Yine Sülemî anlatmıştır: «Üstad Ebu Sehl eliyle hiç bir kimseye bir şey vermezdi, vermek istediği şeyi yere atar. alan kimse oradan alırdı, şöyle derdi: Dünya, elimi başka birinin elinden üstün görmem gerektirmiyecek kadar önemsizdir. Bilindiği gibi Resûlüllah (s.a.): ´Üstün el, aşağı elden, veren el alan elden hayırlıdır”, buyurdu.
Bir gün Ebu Mirset şair bir adama beni götür, benden onbin dirhem alacaklı olduğunu iddia et, ben de bunu
İkrar edeyim, sonra beni hapsettir, hiç şüphe etme ki, ailem beni.
hapiste bırakmaz», dedi. Bu şekilde hareket edildi ve daha akşam
olmadan şaire on bin dirhem verildi, böylece Ebu Mırsed hapisten çıkarıldı.
Naklederler ki: Adamın biri Hz. Ali´nin oğlu Hz. Hasan (r.a.) dan bir şey istemiş, Hz. Hasan da ona ellibin dirhem ile beşyüz dinar vermiş, sonra, «Git bunları evine götürecek bir hammal getir», demiş. Adam gitmiş bir hammal getirmiş, Hz.

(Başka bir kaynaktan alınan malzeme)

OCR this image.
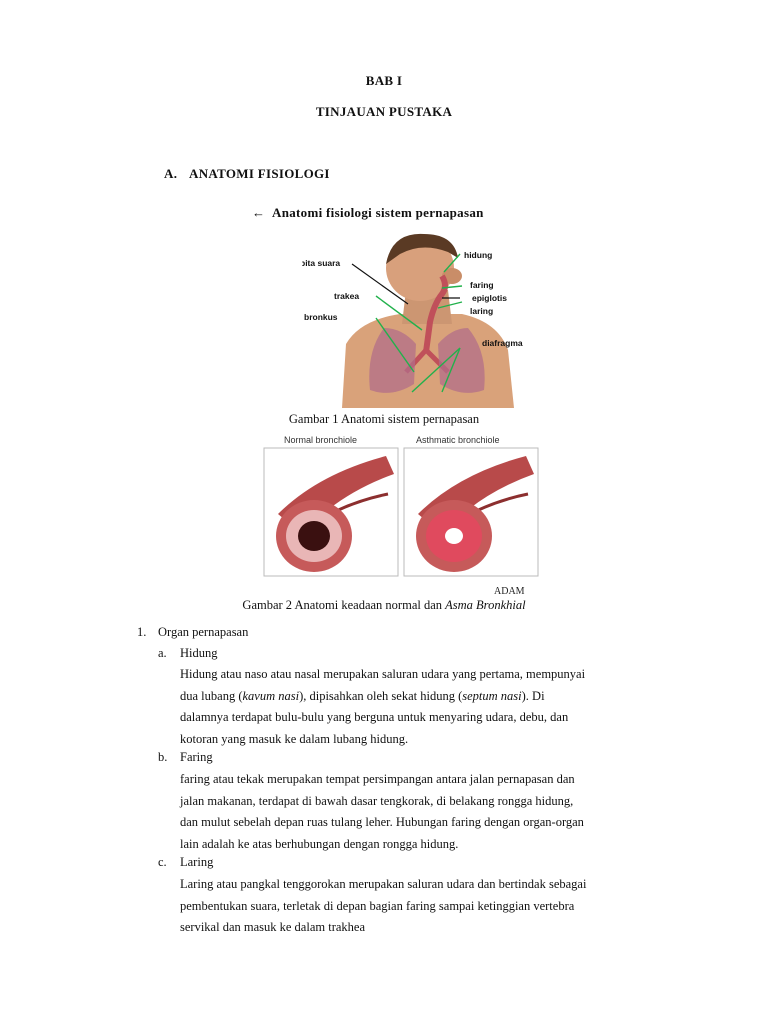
BAB I
TINJAUAN PUSTAKA
A. ANATOMI FISIOLOGI
← Anatomi fisiologi sistem pernapasan
pita suara
trakea
bronkus
hidung
faring
epiglotis
laring
diafragma
Gambar 1 Anatomi sistem pernapasan
Normal bronchiole	Asthmatic bronchiole
ADAM
Gambar 2 Anatomi keadaan normal dan Asma Bronkhial
1. Organ pernapasan
a. Hidung
Hidung atau naso atau nasal merupakan saluran udara yang pertama, mempunyai
dua lubang (kavum nasi), dipisahkan oleh sekat hidung (septum nasi). Di
dalamnya terdapat bulu-bulu yang berguna untuk menyaring udara, debu, dan
kotoran yang masuk ke dalam lubang hidung.
b. Faring
faring atau tekak merupakan tempat persimpangan antara jalan pernapasan dan
jalan makanan, terdapat di bawah dasar tengkorak, di belakang rongga hidung,
dan mulut sebelah depan ruas tulang leher. Hubungan faring dengan organ-organ
lain adalah ke atas berhubungan dengan rongga hidung.
c. Laring
Laring atau pangkal tenggorokan merupakan saluran udara dan bertindak sebagai
pembentukan suara, terletak di depan bagian faring sampai ketinggian vertebra
servikal dan masuk ke dalam trakhea
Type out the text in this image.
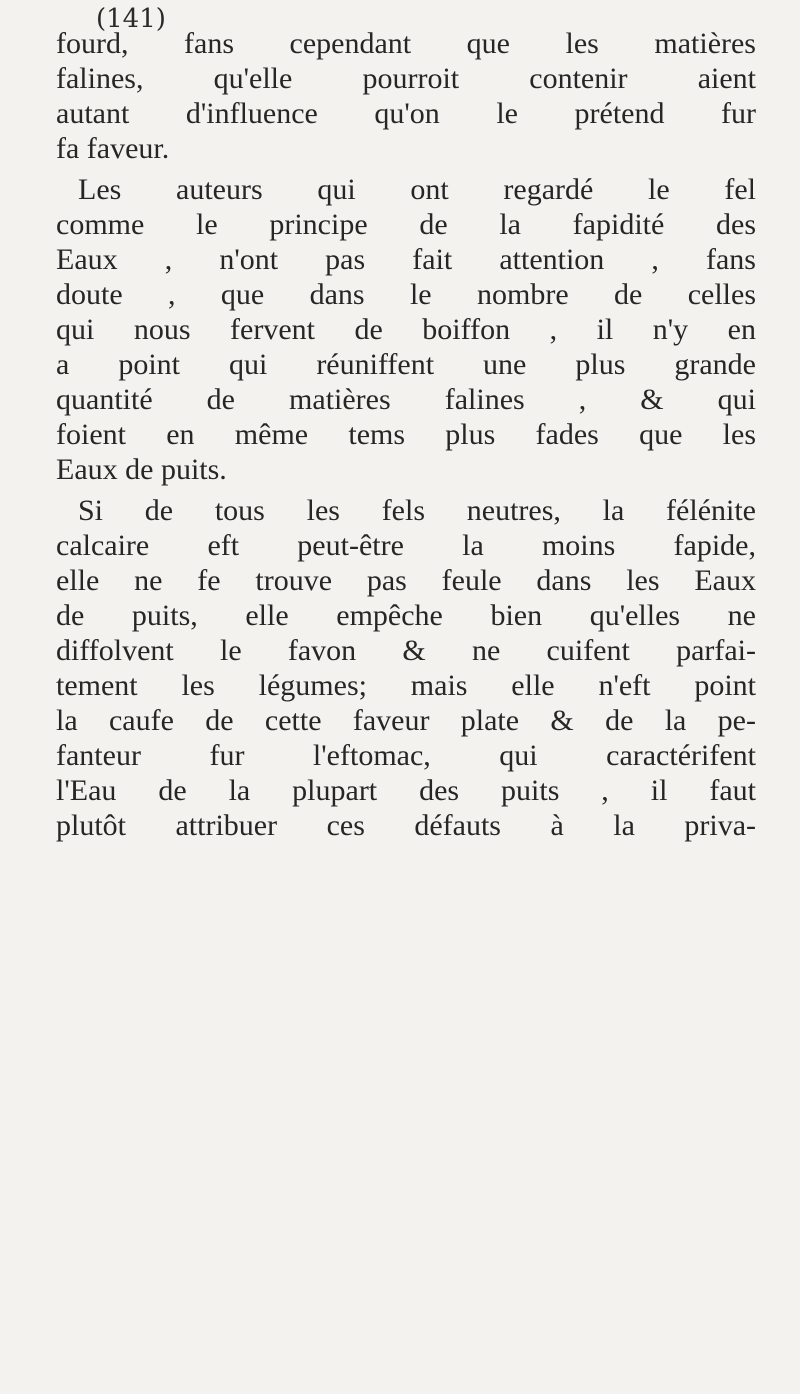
(141)
fourd, fans cependant que les matières
falines, qu'elle pourroit contenir aient
autant d'influence qu'on le prétend fur
fa faveur.
Les auteurs qui ont regardé le fel
comme le principe de la fapidité des
Eaux , n'ont pas fait attention , fans
doute , que dans le nombre de celles
qui nous fervent de boiffon , il n'y en
a point qui réuniffent une plus grande
quantité de matières falines , & qui
foient en même tems plus fades que les
Eaux de puits.
Si de tous les fels neutres, la félénite
calcaire eft peut-être la moins fapide,
elle ne fe trouve pas feule dans les Eaux
de puits, elle empêche bien qu'elles ne
diffolvent le favon & ne cuifent parfai-
tement les légumes; mais elle n'eft point
la caufe de cette faveur plate & de la pe-
fanteur fur l'eftomac, qui caractérifent
l'Eau de la plupart des puits , il faut
plutôt attribuer ces défauts à la priva-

Hasan kaftanını hammala verdikten sonra, «Hammalın ücreti de benden olsun», demişti.
Fakir bir kadın Leys b. Sa´d´dan bir bardak bal istemiş, fakat Leys ona bir kavanoz bal vermişti. Neden bu şekilde davrandın? diyenlere: «O ihtiyacı kadar istedi, biz ise elimizde bulunan nimete göre veririz», dedi.
Bir zat diyor ki: Borçlumu aramak için gittiğim Kûfe´de Eş´as Mescidi´nde sabah namazını kılmıştım, selâm verince namaz kılan her şahıs gibi benim önüme de bir hülle ve bir çift nalin konuldu. Bu nedir? diye sordum. Dediler ki: Eş´as Mekke´den döndü, mescidinde namaz kılanların her birine bunların verilmesini emretti. dediler. Dedim ki: Öyle ise ben borçlumu aramak için geldim, caminin cemaatından değilim, fakat burada bulunan herkese bu verilir cevabını aldım.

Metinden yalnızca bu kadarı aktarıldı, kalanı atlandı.